Each player (or team) controls two units, slingshotting them to try to get a small ball into the other team’s goal. The stadiums are claustrophobic. Four bumper car-style units is a crowd, and anything more would be impossible. Half the battle is avoiding your own goal, and the rest is making the best of the arena.
In single-player, that doesn’t mean much. The arenas are simple, and opponents don’t do much but shoot to win. There are powerups, clever in their implementation, that go entirely unused. They cycle in the centre of the field, swapping through times and teams. Tap that center at the right moment and you’ll power yourself up. Tap it at the wrong moment and you’ll power up your enemy. They won’t do it for themselves, so you might as well do it for them.
As you can probably imagine by now, you shouldn’t play alone—not for long. There is a solo campaign, with three tournaments of increasing difficulty. With an opponent that ranges from barely mobile to occasionally challenging, though, it isn’t really there for much more than the learning curve. You can unlock a few arenas in solo play—arenas for the multiplayer part of the game. Which, in case you haven’t picked up on it, is where you should be spending your effort.

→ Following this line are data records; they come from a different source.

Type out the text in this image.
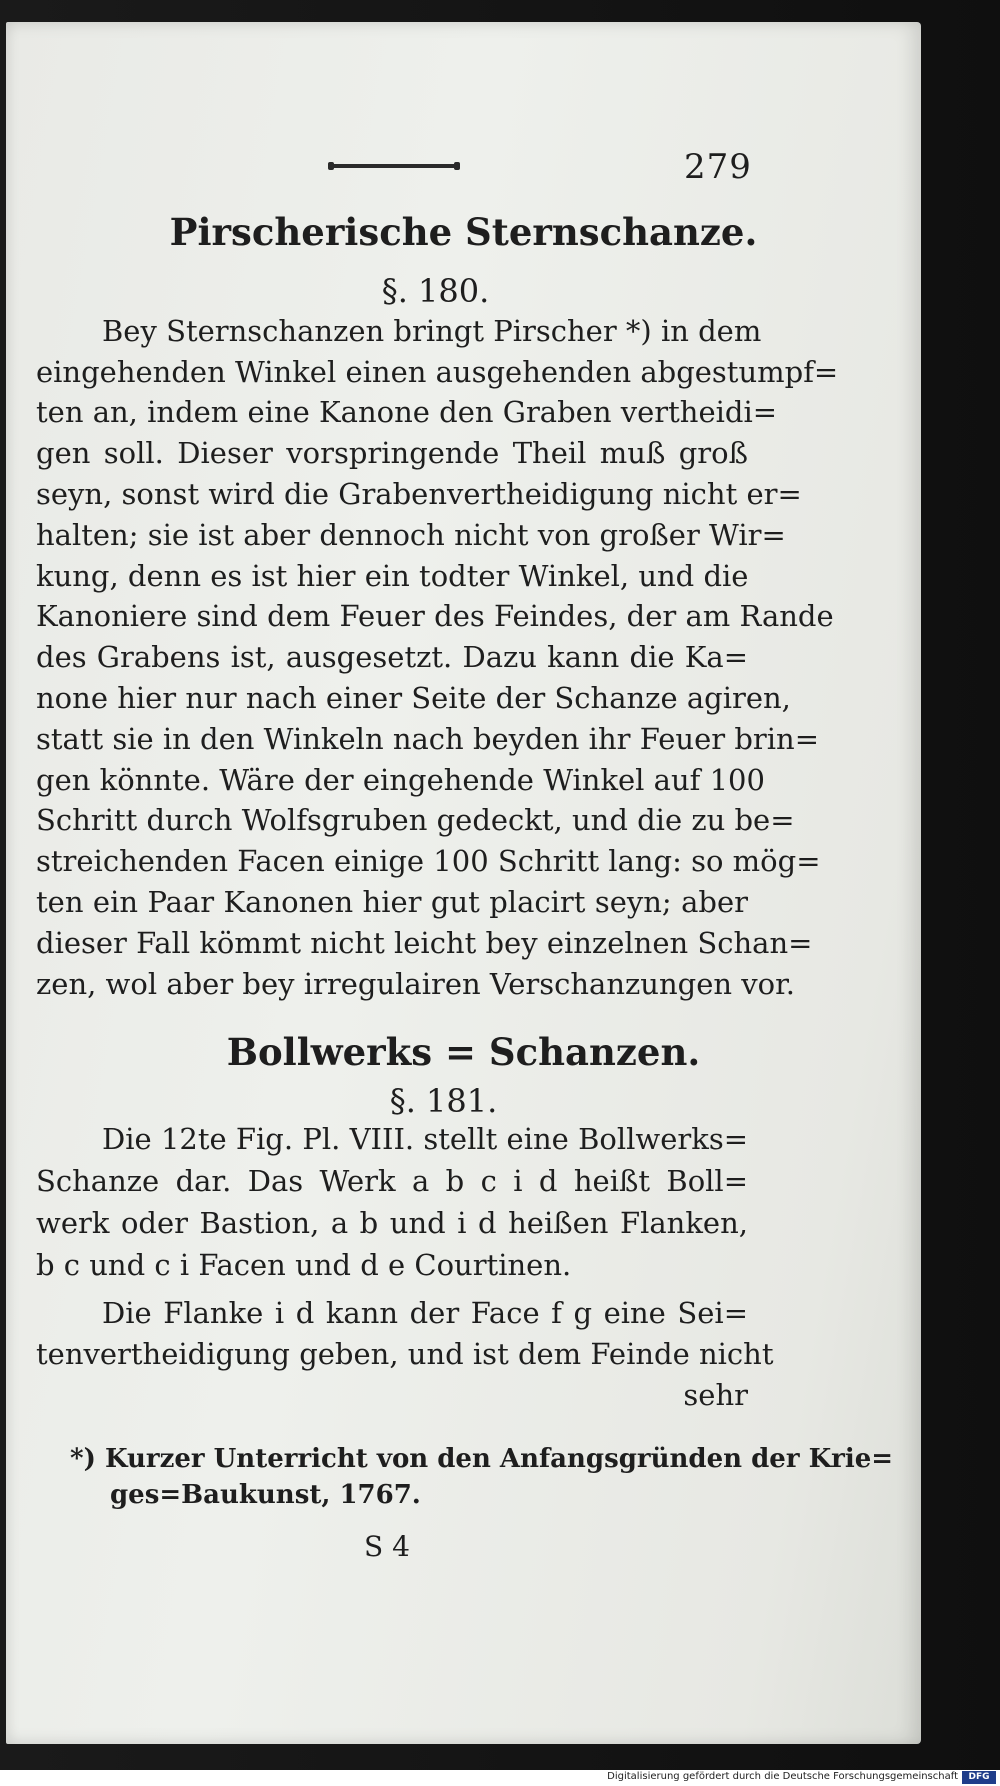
279
Pirscherische Sternschanze.
§. 180.
Bey Sternschanzen bringt Pirscher *) in dem
eingehenden Winkel einen ausgehenden abgestumpf=
ten an, indem eine Kanone den Graben vertheidi=
gen soll. Dieser vorspringende Theil muß groß
seyn, sonst wird die Grabenvertheidigung nicht er=
halten; sie ist aber dennoch nicht von großer Wir=
kung, denn es ist hier ein todter Winkel, und die
Kanoniere sind dem Feuer des Feindes, der am Rande
des Grabens ist, ausgesetzt. Dazu kann die Ka=
none hier nur nach einer Seite der Schanze agiren,
statt sie in den Winkeln nach beyden ihr Feuer brin=
gen könnte. Wäre der eingehende Winkel auf 100
Schritt durch Wolfsgruben gedeckt, und die zu be=
streichenden Facen einige 100 Schritt lang: so mög=
ten ein Paar Kanonen hier gut placirt seyn; aber
dieser Fall kömmt nicht leicht bey einzelnen Schan=
zen, wol aber bey irregulairen Verschanzungen vor.
Bollwerks = Schanzen.
§. 181.
Die 12te Fig. Pl. VIII. stellt eine Bollwerks=
Schanze dar. Das Werk a b c i d heißt Boll=
werk oder Bastion, a b und i d heißen Flanken,
b c und c i Facen und d e Courtinen.
Die Flanke i d kann der Face f g eine Sei=
tenvertheidigung geben, und ist dem Feinde nicht
sehr
*) Kurzer Unterricht von den Anfangsgründen der Krie=
ges=Baukunst, 1767.
S 4
Digitalisierung gefördert durch die Deutsche Forschungsgemeinschaft	DFG
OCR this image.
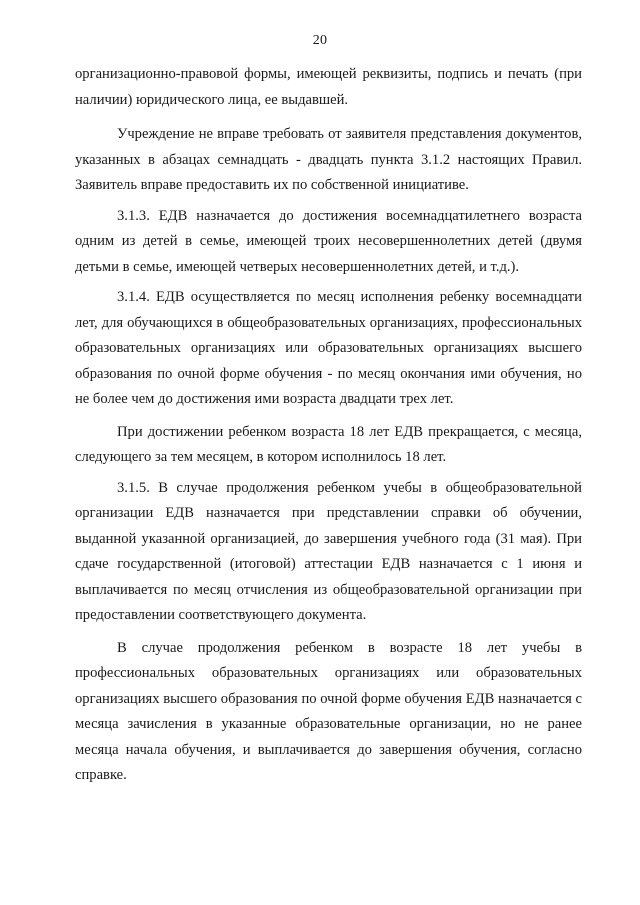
20

организационно-правовой формы, имеющей реквизиты, подпись и печать (при наличии) юридического лица, ее выдавшей.

Учреждение не вправе требовать от заявителя представления документов, указанных в абзацах семнадцать - двадцать пункта 3.1.2 настоящих Правил. Заявитель вправе предоставить их по собственной инициативе.

3.1.3. ЕДВ назначается до достижения восемнадцатилетнего возраста одним из детей в семье, имеющей троих несовершеннолетних детей (двумя детьми в семье, имеющей четверых несовершеннолетних детей, и т.д.).

3.1.4. ЕДВ осуществляется по месяц исполнения ребенку восемнадцати лет, для обучающихся в общеобразовательных организациях, профессиональных образовательных организациях или образовательных организациях высшего образования по очной форме обучения - по месяц окончания ими обучения, но не более чем до достижения ими возраста двадцати трех лет.

При достижении ребенком возраста 18 лет ЕДВ прекращается, с месяца, следующего за тем месяцем, в котором исполнилось 18 лет.

3.1.5. В случае продолжения ребенком учебы в общеобразовательной организации ЕДВ назначается при представлении справки об обучении, выданной указанной организацией, до завершения учебного года (31 мая). При сдаче государственной (итоговой) аттестации ЕДВ назначается с 1 июня и выплачивается по месяц отчисления из общеобразовательной организации при предоставлении соответствующего документа.

В случае продолжения ребенком в возрасте 18 лет учебы в профессиональных образовательных организациях или образовательных организациях высшего образования по очной форме обучения ЕДВ назначается с месяца зачисления в указанные образовательные организации, но не ранее месяца начала обучения, и выплачивается до завершения обучения, согласно справке.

There are limiting factors, of course. You can play with two players, or up to four if you’re willing to let things get really messy with two players per team. Either way, they have to be local. There are no multi-device modes, which is a shame. The chaos might suffer some from being played online, but the core of the game is solid without all the hand-bumping. If you have another local player, on the other hand, you’re set for quite a lot of ridiculous fun.
You only need to commit to the craziness, and Slamjet Stadium makes that easy. The whole game has this crayola-bright hand drawn look, interface, loading screens, menus and all. The teams are clever caricatures of sci-fi tropes. The audio is full of the sort of over-the-top sound effects and announcement you might find at a sporting event that knows it isn’t meant to be taken seriously. It’s a peppy world to play around in, and an upbeat game to play.
Just so long as you don’t take it all that seriously. It might be nice to have a tournament structure for multiplayer, but no. Probably not a good call to get folks too invested in success in a game that encourages stealing other players’ units, cheating, fighting for control of the iPad and otherwise making a nuisance of one’s self. Slamjet Stadium is made to be taken lightly, to be played for a laugh when you’re with good friends. Not the sort of friends that feel strongly about winning or losing, though. It’s all about how you play the game, and we’re not talking about good sportsmanship.